After that, I couldn’t stop thinking about her. Her laugh when she found something genuinely funny. The way she chewed on her straw when she was nervous. The little dance she did when we got milkshakes. It was ridiculous how much space she took up in my mind.
I tried to ignore it. I told myself I was just jealous. That I just wanted her popularity or her talent. But that wasn’t it. Not really.
I liked her.
Like, really liked her.
The problem was, I didn’t know how to be soft. I knew how to flirt with boys, how to smile at teachers, how to lie.
But I didn’t know how to say: “I think about you before I fall asleep.” Or: “You make me want to be a better version of myself.”
So I stayed silent.
Until last week.
We were walking home together, just the two of us. The sun was setting, and everything looked pink and gold. She was talking about her favorite cartoon, waving her hands like always, and I wasn’t really listening.
I was too focused on the way her lips moved.
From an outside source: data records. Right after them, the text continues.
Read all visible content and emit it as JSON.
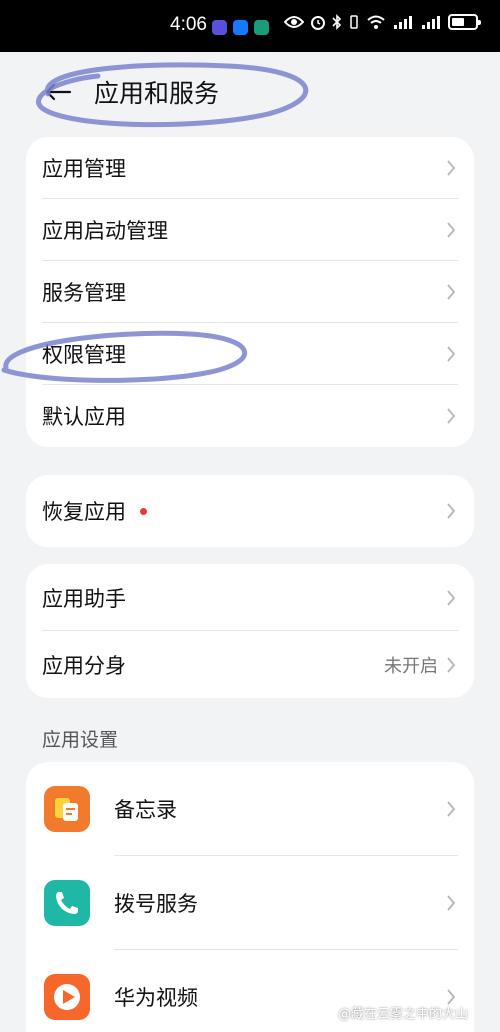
{
  "status_bar": {
    "time": "4:06"
  },
  "header": {
    "title": "应用和服务"
  },
  "cards": {
    "main": [
      {
        "label": "应用管理"
      },
      {
        "label": "应用启动管理"
      },
      {
        "label": "服务管理"
      },
      {
        "label": "权限管理"
      },
      {
        "label": "默认应用"
      }
    ],
    "restore": {
      "label": "恢复应用"
    },
    "assist": [
      {
        "label": "应用助手"
      },
      {
        "label": "应用分身",
        "value": "未开启"
      }
    ]
  },
  "app_settings": {
    "section_title": "应用设置",
    "apps": [
      {
        "label": "备忘录",
        "icon": "memo-icon",
        "color": "#f27a2c"
      },
      {
        "label": "拨号服务",
        "icon": "phone-icon",
        "color": "#1fb8a6"
      },
      {
        "label": "华为视频",
        "icon": "video-icon",
        "color": "#f5672a"
      }
    ]
  },
  "watermark": "@藏在云雾之中的大山",
  "colors": {
    "annotation": "#7a82cc",
    "background": "#f1f3f5",
    "red_dot": "#e53935"
  }
}
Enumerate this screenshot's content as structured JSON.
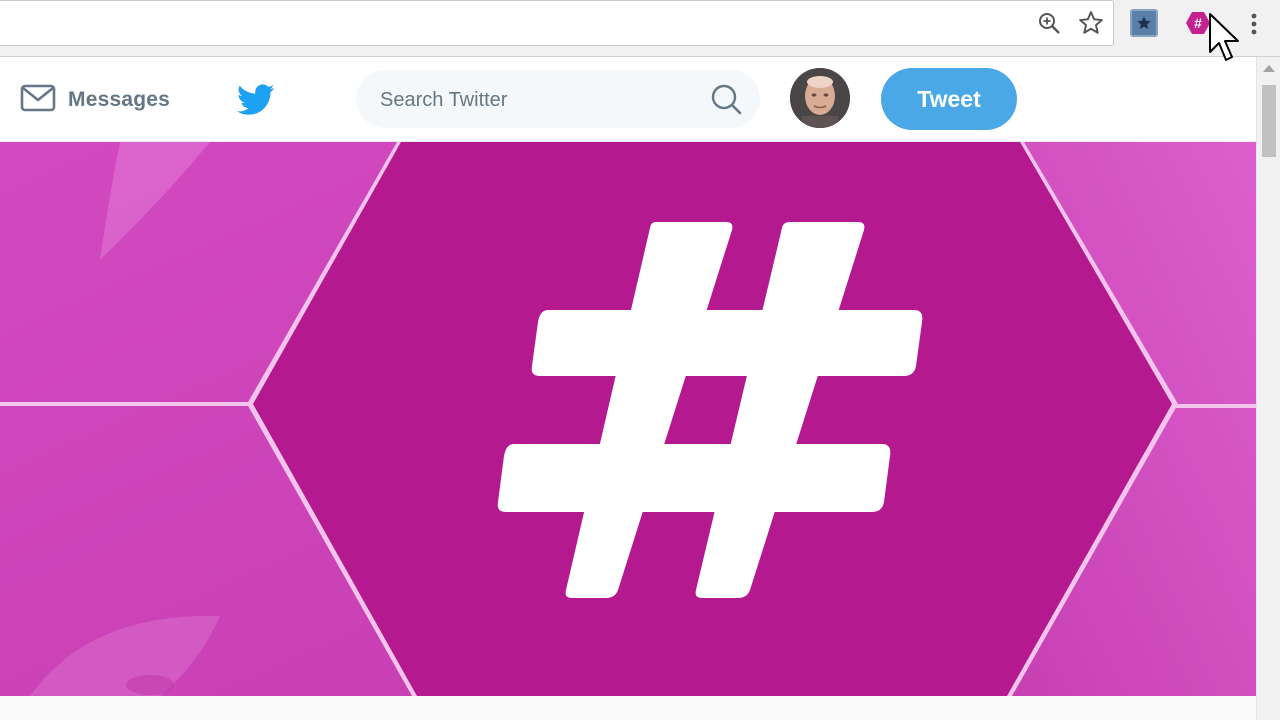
{
  "browser": {
    "icons": [
      "zoom-icon",
      "star-icon",
      "bookmark-extension-icon",
      "hashtag-extension-icon",
      "menu-icon"
    ]
  },
  "nav": {
    "messages_label": "Messages",
    "search_placeholder": "Search Twitter",
    "tweet_label": "Tweet"
  },
  "banner": {
    "symbol": "#"
  },
  "colors": {
    "twitter_blue": "#1da1f2",
    "tweet_button": "#4aa8e6",
    "banner_magenta": "#b5198f",
    "banner_light": "#d94bc4"
  }
}
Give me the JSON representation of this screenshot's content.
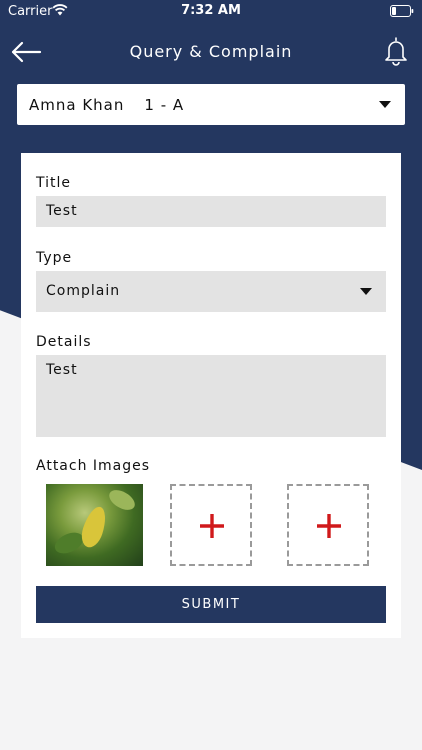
{
  "colors": {
    "primary": "#243760",
    "background": "#f4f4f5",
    "field": "#e3e3e3",
    "accent_plus": "#d0191b"
  },
  "status_bar": {
    "carrier": "Carrier",
    "time": "7:32 AM",
    "wifi_icon": "wifi-icon",
    "battery_icon": "battery-icon"
  },
  "header": {
    "title": "Query & Complain",
    "back_icon": "arrow-left-icon",
    "notification_icon": "bell-icon"
  },
  "student_select": {
    "name": "Amna Khan",
    "class": "1 - A"
  },
  "form": {
    "title_label": "Title",
    "title_value": "Test",
    "type_label": "Type",
    "type_value": "Complain",
    "details_label": "Details",
    "details_value": "Test",
    "attach_label": "Attach Images",
    "attachments": [
      {
        "kind": "image"
      },
      {
        "kind": "add",
        "icon": "plus-icon"
      },
      {
        "kind": "add",
        "icon": "plus-icon"
      }
    ],
    "submit_label": "SUBMIT"
  }
}
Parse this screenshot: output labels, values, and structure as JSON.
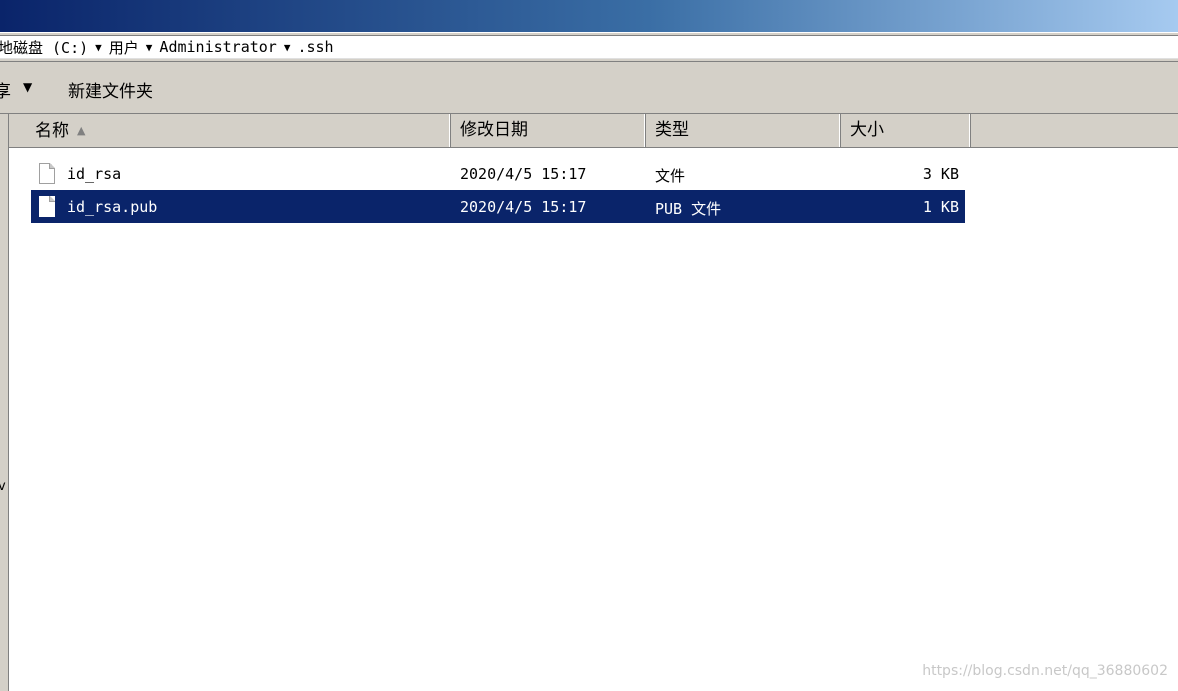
{
  "address": {
    "crumbs": [
      "地磁盘 (C:)",
      "用户",
      "Administrator",
      ".ssh"
    ],
    "separator_glyph": "▼"
  },
  "toolbar": {
    "share_label": "享",
    "share_arrow": "▼",
    "new_folder_label": "新建文件夹"
  },
  "left_pane": {
    "glyph": "v"
  },
  "columns": {
    "name": "名称",
    "date": "修改日期",
    "type": "类型",
    "size": "大小",
    "sort_glyph": "▲"
  },
  "files": [
    {
      "name": "id_rsa",
      "modified": "2020/4/5 15:17",
      "type": "文件",
      "size": "3 KB",
      "selected": false
    },
    {
      "name": "id_rsa.pub",
      "modified": "2020/4/5 15:17",
      "type": "PUB 文件",
      "size": "1 KB",
      "selected": true
    }
  ],
  "colors": {
    "selection": "#0a246a",
    "chrome": "#d4d0c8"
  },
  "watermark": "https://blog.csdn.net/qq_36880602"
}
The way her eyes sparkled.
I stopped walking.
She turned to me.
“What’s wrong?”
I opened my mouth. Closed it again. My heart was pounding so loud I couldn’t think.
“I… I like you”
I said.
“Not as a friend.”
She blinked. Then again. And then—
She smiled.
That same smile from the first day. Honest. Bright. Real.
“I know"
She whispered.
And just like that, the world made sense again.